Ezra Pound's career comes in three acts. This chapter deals with Act Two, the period between his forsaking of London in 1920 and before he is returned to the United States from the Italian city of Pisa as a traitor in 1946. There is no doubt that tragedy dominates Act Three in Pisa and beyond, but Act One, the London years, can be cast in epic terms, as a heroic struggle to rid Mount Helicon of both the beefy bluster left over from the Victorians and the genteel prissiness of Edwardian and Georgian literary culture. The undercurrent of aestheticism that runs from the Pre-Raphaelites in the 1850s, through Walter Pater, to the nineties, the Rhymers Club, and, finally, to the martyrdom of Oscar Wilde on the altar of Victorian moralism, is still, in Pound's London years, in very bad odor. “Yeux Glaques,” the sixth lyric in Hugh Selwyn Mauberley (Life and Contacts)(1920) captures precisely the soft, sexualized underside of aestheticism and the bullying Victorian response:
Foetid Buchanan lifted up his voice
When that faun's head of hers
Became a pastime for
Painters and adulterers.(P, 1990, 189)
It was easy to dismiss the Buchanans and to proclaim a new kind of heady, virile aestheticism that apologized for nothing and gave back as good as it got.
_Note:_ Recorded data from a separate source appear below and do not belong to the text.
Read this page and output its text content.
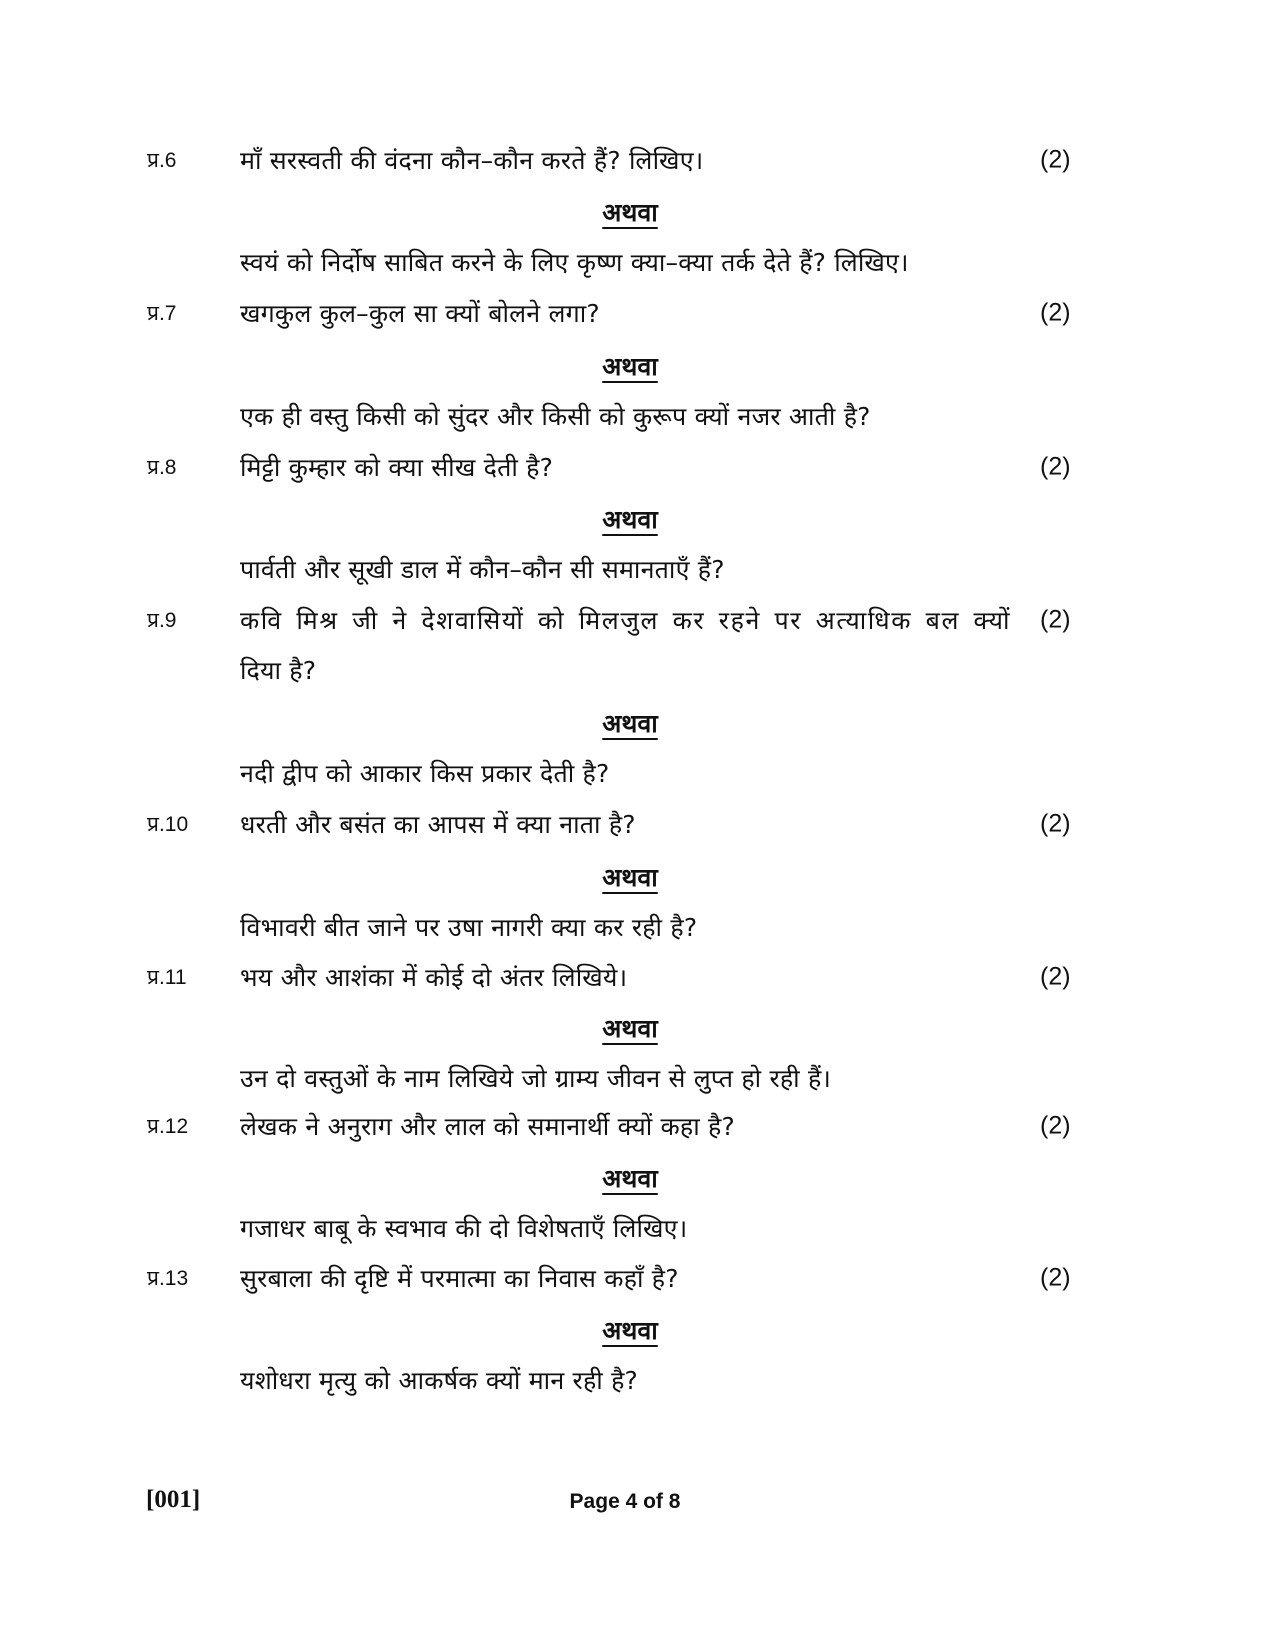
प्र.6	माँ सरस्वती की वंदना कौन–कौन करते हैं? लिखिए।	(2)
अथवा
स्वयं को निर्दोष साबित करने के लिए कृष्ण क्या–क्या तर्क देते हैं? लिखिए।
प्र.7	खगकुल कुल–कुल सा क्यों बोलने लगा?	(2)
अथवा
एक ही वस्तु किसी को सुंदर और किसी को कुरूप क्यों नजर आती है?
प्र.8	मिट्टी कुम्हार को क्या सीख देती है?	(2)
अथवा
पार्वती और सूखी डाल में कौन–कौन सी समानताएँ हैं?
प्र.9	कवि मिश्र जी ने देशवासियों को मिलजुल कर रहने पर अत्याधिक बल क्यों (2)
दिया है?
अथवा
नदी द्वीप को आकार किस प्रकार देती है?
प्र.10 धरती और बसंत का आपस में क्या नाता है?	(2)
अथवा
विभावरी बीत जाने पर उषा नागरी क्या कर रही है?
प्र.11 भय और आशंका में कोई दो अंतर लिखिये।	(2)
अथवा
उन दो वस्तुओं के नाम लिखिये जो ग्राम्य जीवन से लुप्त हो रही हैं।
प्र.12 लेखक ने अनुराग और लाल को समानार्थी क्यों कहा है?	(2)
अथवा
गजाधर बाबू के स्वभाव की दो विशेषताएँ लिखिए।
प्र.13 सुरबाला की दृष्टि में परमात्मा का निवास कहाँ है?	(2)
अथवा
यशोधरा मृत्यु को आकर्षक क्यों मान रही है?
[001]	Page 4 of 8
Act Two, the middle years, are neither tragic nor heroic. They are not so easy to characterize. Perhaps they have elements of the tragic and comic about them. Or perhaps they constitute a kind of Purgatorio, but they do not, as in Dante, lead to Paradiso. In a reversal of Dante’s plot, the London years may have been more of a paradise than what follows after 1920. And certainly at Pisa in 1945 Pound entered a real Inferno. In the London years, Pound seemed to be in heaven, to borrow the words of William Wordsworth in another context, “Bliss was it in that dawn to be alive” (The Prelude, 11.108).